Les lieux de mémoire du génocide des Juifs et des Tsiganes
Les clés du sujet
Analyser le sujet
Dégager la problématique
Les lieux de mémoire du génocide des Juifs et des Tsiganes sont de nature différente. Multiples pour le génocide des Juifs, ils sont beaucoup plus rares pour celui des Tsiganes. Il faut donc s'interroger sur la finalité de ces lieux de mémoire et sur ces différences de traitement.
Quels rôles les lieux de mémoire du génocide des Juifs et des Tsiganes jouent-ils aujourd'hui ?
Construire le plan
Le sujet est analytique : il conduit à décrire une situation. On peut répondre à la problématique après avoir présenté les différents lieux de mémoire.

Les titres et les indications entre crochets ne doivent pas figurer sur la copie.
Introduction
[Accroche] La mémoire du génocide des Juifs et des Tsiganes, lente à émerger, est devenue aujourd'hui omniprésente, et a même pris un caractère d'urgence avec la disparition progressive de ses derniers témoins. [Présentation du sujet] Les lieux de mémoire, tels que définis par Pierre Nora, sont des espaces mais aussi des symboles ou des dates, liés à des événements du passé dont l'on veut se souvenir. Concernant le génocide des Juifs qui s'est déroulé pendant la Seconde Guerre mondiale, les lieux de mémoire sont nombreux et de natures différentes alors qu'ils sont beaucoup plus rares pour les victimes tsiganes. [Problématique] Quels rôles ces lieux de mémoire peuvent-ils jouer aujourd'hui ? [Annonce du plan] S'ils diffèrent par leur nature [I], les lieux de mémoire permettent de mieux connaître le processus de destruction dont les Juifs et les Tsiganes ont été les victimes [II]. Cependant, ces lieux répondent surtout à un devoir de mémoire et témoignent d'un déséquilibre mémoriel [III].
Le secret de fabrication
Lorsque le sujet comprend une notion importante, comme ici celle de « lieu de mémoire », il est pertinent d'en citer l'auteur. Vous montrez ainsi que vous maîtrisez les concepts. Pierre Nora propose, lors de la parution de son ouvrage Les Lieux de mémoire (1984-1992), une réflexion générale sur les traces matérielles et immatérielles du passé.

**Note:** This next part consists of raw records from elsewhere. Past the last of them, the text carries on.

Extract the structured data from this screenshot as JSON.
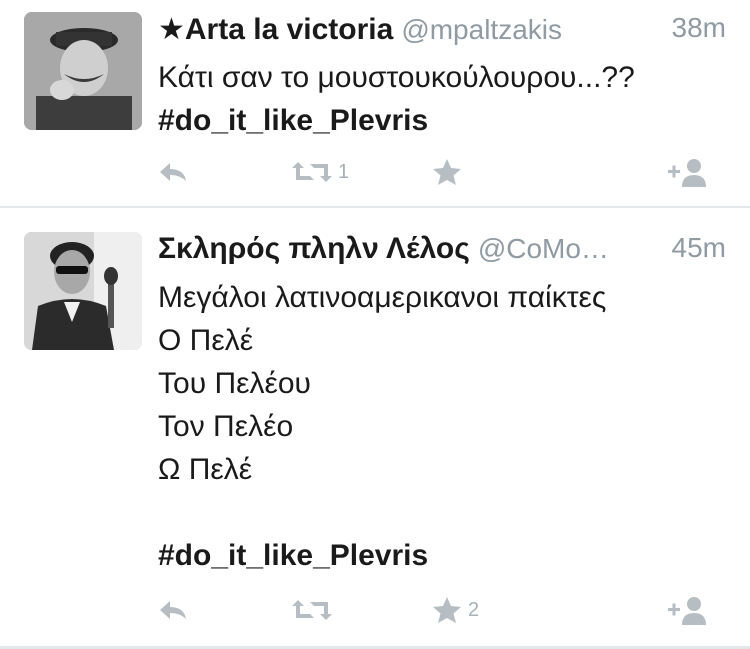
{
  "tweets": [
    {
      "name": "★Arta la victoria",
      "handle": "@mpaltzakis",
      "time": "38m",
      "lines": [
        "Κάτι σαν το μουστουκούλουρου...??"
      ],
      "hashtag": "#do_it_like_Plevris",
      "retweet_count": "1",
      "favorite_count": "",
      "icons": [
        "reply-icon",
        "retweet-icon",
        "favorite-icon",
        "follow-icon"
      ]
    },
    {
      "name": "Σκληρός πληλν Λέλος",
      "handle": "@CoMo…",
      "time": "45m",
      "lines": [
        "Μεγάλοι λατινοαμερικανοι παίκτες",
        "Ο Πελέ",
        "Του Πελέου",
        "Τον Πελέο",
        "Ω Πελέ",
        ""
      ],
      "hashtag": "#do_it_like_Plevris",
      "retweet_count": "",
      "favorite_count": "2",
      "icons": [
        "reply-icon",
        "retweet-icon",
        "favorite-icon",
        "follow-icon"
      ]
    }
  ],
  "colors": {
    "text": "#1a1a1a",
    "secondary": "#8f9aa3",
    "action_icon": "#b6bec4",
    "divider": "#e3e6e8"
  }
}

I. De multiples lieux de mémoire pour le génocide
1. Les mémoriaux
Après la guerre, les centres de mise à mort installés en Pologne sont en partie détruits ou non accessibles. Pour les descendants des victimes, le recueillement sur les lieux du crime est impossible. C'est la raison pour laquelle des mémoriaux voient le jour ailleurs, loin des sites de l'anéantissement.
En 1956, un premier mémorial du Martyr juif inconnu est inauguré à Paris. Il deviendra le mémorial de la Shoah en 2005. En 1957, le Mémorial de Yad Vashem ouvre à Jérusalem. Par un vote de l'Assemblée israélienne, celui-ci obtient le droit de distribuer les autorisations de construire d'autres mémoriaux de la Shoah dans le monde.
à noter
En 1947 le gouvernement polonais ouvre Auschwitz pour en faire un lieu de mémoire, mais il met surtout en avant les victimes polonaises (5 millions de Polonais dont 3 millions de Juifs).
C'est ainsi que naît le Mémorial de l'Holocauste à Washington en 1993, considéré aujourd'hui comme le plus important, puis celui de Berlin en 2005. Ils sont particulièrement nombreux dans les grandes métropoles américaines.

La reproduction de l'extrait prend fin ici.